Persistente.

Nací con un hambre insaciable para aprender. Desde siempre, he pensado que estudiar es un placer y suelo dedicar tardes enteras a leer sobre cualquier cosa, todo. Soy de naturaleza curiosa, hago muchas preguntas y acumulo información como hacen las ardillas con sus frutos secos, antes de que llegue el invierno. Sin embargo, recientemente he pasado por una etapa en la que creía que esta pasión mía, acabaría conmigo. 

 

Primero de bachillerato se esfumó en un abrir y cerrar de ojos, entre tantos cambios, la mudanza a Estados Unidos, los nuevos amigos… 

Segundo ha sido lo contrario, un infierno insoportable, de pesadilla. Me esforcé durante el curso con empeño y concentración, sacrificando tiempo libre, planes valiosos… Lo normal, ¿verdad? 

Hasta que tomé conciencia que tenía que prepararme la Selectividad (que se acercaba cada vez más), desde mi casa, en pleno julio, insegura, en condiciones poco ideales. 

 

Antiguos alumnos me decían que los exámenes eran menos difíciles de lo que aparentaban y que los correctores serían comprensivos con nuestra promoción. 

Mis profesores no estaban de acuerdo y seguían cargándonos con prácticas y deberes pues consideraban que nunca era suficiente. 

Mis amigos me animaban aunque apenas me conectaba a las redes y me llevaba incluso días, sin (poder) contestarles a los mensajes. 

Mi familia me pedía que me tranquilizase, ellos sí confiaban en mis capacidades pero yo no les hice caso y seguía agobiándome. Me sentía culpable por descansar más de diez minutos seguidos y sólo salía de casa para lo imprescindible.  

 

No dormía igual, hasta soñaba con los temas que repasaba durante horas y horas, si no me había quedado dormida ya, en el cuarto de estudio. No dejaba de tener sueño a lo lardo del día, que combatía con tazas de café helado. Vi cómo mi energía se iba apagando.

Me dolía la cabeza a menudo y notaba latigazos de dolor, rojos tras los párpados. 

Me zumbaban los oídos, tenía náuseas, fatiga.

No quería defraudar mis propias expectativas, lloraba, me desesperaba y me frustraba. Pero mi autoexigencia no me daba tregua. La voz ambiciosa que vive en mí, me motivaba (para bien y para mal), a seguir, aguantar y no rendirme. 

 

Dejé de disfrutar de mis asignaturas favoritas. Perdí apetito y consecuentemente, peso.

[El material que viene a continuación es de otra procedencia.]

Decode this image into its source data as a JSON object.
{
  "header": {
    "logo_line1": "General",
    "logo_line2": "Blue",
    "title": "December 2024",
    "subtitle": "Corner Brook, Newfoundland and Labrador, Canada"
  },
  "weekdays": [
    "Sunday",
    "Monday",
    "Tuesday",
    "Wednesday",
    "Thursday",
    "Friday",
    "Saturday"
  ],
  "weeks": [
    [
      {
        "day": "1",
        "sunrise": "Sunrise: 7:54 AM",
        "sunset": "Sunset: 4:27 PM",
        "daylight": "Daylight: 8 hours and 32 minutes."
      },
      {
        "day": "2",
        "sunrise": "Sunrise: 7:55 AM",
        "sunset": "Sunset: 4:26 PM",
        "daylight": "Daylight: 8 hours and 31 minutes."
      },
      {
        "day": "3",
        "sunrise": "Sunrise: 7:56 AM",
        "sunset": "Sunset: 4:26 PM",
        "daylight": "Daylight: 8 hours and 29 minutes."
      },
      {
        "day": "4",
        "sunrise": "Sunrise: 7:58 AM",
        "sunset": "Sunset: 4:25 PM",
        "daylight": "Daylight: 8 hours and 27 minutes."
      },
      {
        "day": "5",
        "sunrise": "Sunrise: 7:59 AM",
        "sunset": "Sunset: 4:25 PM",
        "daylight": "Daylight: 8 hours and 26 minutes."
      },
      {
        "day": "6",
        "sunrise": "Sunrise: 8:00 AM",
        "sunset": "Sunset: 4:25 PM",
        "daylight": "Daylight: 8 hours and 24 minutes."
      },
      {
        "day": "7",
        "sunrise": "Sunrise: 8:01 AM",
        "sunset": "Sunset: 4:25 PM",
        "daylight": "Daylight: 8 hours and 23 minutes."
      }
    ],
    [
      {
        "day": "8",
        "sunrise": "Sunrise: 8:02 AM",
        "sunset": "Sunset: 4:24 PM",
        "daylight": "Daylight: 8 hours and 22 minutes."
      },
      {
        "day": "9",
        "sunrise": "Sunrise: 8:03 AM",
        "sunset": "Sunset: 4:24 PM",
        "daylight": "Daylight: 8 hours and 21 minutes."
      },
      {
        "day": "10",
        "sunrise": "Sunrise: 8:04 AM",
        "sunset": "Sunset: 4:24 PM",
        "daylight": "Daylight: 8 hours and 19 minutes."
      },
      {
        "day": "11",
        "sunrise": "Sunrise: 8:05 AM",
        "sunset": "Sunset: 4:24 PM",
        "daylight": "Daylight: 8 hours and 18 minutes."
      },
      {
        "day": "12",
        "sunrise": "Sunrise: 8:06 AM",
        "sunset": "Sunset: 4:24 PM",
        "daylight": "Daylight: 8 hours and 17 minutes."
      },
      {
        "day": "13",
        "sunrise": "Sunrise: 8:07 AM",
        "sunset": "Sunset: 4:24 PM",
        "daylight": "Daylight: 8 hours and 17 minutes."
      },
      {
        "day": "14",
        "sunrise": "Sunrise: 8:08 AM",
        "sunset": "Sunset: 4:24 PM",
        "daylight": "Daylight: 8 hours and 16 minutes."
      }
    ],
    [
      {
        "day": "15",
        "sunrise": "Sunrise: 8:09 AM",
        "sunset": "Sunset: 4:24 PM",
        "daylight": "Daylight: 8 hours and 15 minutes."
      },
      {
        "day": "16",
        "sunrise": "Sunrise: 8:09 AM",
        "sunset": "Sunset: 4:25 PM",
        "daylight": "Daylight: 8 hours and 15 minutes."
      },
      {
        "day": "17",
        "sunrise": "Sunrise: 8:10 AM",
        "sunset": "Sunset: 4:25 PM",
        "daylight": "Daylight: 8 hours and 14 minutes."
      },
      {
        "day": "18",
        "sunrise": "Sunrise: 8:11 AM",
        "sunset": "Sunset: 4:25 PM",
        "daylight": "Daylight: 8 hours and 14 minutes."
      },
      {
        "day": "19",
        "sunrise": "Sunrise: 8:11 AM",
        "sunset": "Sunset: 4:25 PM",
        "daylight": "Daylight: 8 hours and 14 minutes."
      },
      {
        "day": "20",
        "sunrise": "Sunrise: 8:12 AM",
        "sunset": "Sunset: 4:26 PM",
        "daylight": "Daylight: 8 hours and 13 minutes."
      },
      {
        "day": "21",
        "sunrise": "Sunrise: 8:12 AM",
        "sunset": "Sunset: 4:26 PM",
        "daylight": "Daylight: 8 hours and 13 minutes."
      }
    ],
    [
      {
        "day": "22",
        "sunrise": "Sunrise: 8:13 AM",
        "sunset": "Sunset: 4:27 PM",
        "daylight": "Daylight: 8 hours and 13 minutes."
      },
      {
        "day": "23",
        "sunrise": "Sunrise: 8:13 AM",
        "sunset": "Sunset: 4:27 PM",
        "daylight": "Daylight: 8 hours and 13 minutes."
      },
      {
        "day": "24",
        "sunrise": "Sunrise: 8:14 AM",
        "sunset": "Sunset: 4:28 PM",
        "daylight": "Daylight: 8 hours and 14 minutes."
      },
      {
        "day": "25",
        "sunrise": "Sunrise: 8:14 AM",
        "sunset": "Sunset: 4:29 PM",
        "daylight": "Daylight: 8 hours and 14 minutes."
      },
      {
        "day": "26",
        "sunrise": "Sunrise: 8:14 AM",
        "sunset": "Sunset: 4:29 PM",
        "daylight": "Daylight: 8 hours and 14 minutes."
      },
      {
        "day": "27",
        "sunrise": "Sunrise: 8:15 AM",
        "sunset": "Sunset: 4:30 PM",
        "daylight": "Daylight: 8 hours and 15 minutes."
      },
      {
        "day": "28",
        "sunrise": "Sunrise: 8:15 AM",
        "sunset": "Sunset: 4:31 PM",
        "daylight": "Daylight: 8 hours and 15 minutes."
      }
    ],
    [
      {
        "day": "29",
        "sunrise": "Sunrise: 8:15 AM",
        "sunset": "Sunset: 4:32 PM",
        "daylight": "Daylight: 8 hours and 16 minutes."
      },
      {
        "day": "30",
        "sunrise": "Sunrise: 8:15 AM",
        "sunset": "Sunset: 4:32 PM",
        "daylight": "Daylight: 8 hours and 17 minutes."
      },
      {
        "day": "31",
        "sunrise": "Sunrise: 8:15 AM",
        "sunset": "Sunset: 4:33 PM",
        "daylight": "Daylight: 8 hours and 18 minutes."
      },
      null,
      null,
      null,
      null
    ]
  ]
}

Sustituí mi música por los podcasts de historia de España e historia del Arte. 

Odiaba las prisas que me obligaban a seguir los horarios que me había impuesto. Odiaba tener que pedir perdón por cortar conversaciones cuando me llamaban por teléfono. 

La presión me oprimía el pecho. Tenía miedo de perder la compostura y también tenía miedo por aquellas personas que se sumían en la misma desesperación que yo. 

 

Selectividad terminó el nueve de julio. Llevo tres semanas de vacaciones, entonces, ¿por qué sigo dándole vueltas al tema? Pues porque ayer me matriculé en la carrera que más deseaba, oficialmente soy universitaria. 

Junto a la emoción de vivir las maravillosas experiencias que imagino, conviven los nervios que jugaban con mi estómago antes. No quiero volver a sacrificarme así. 

Aunque sé que lo haré, si hiciese falta porque por encima de todo, he estado esperando este momento muchos años y mis ganas de aprender ya se van recargando. Pronto, necesitarán estímulos y yo estoy dispuesta a buscarlos. Saciar mi hambre intelectual, asistir a clases que me llenen y mantener conversaciones significativas, cara a cara, que me hagan reflexionar.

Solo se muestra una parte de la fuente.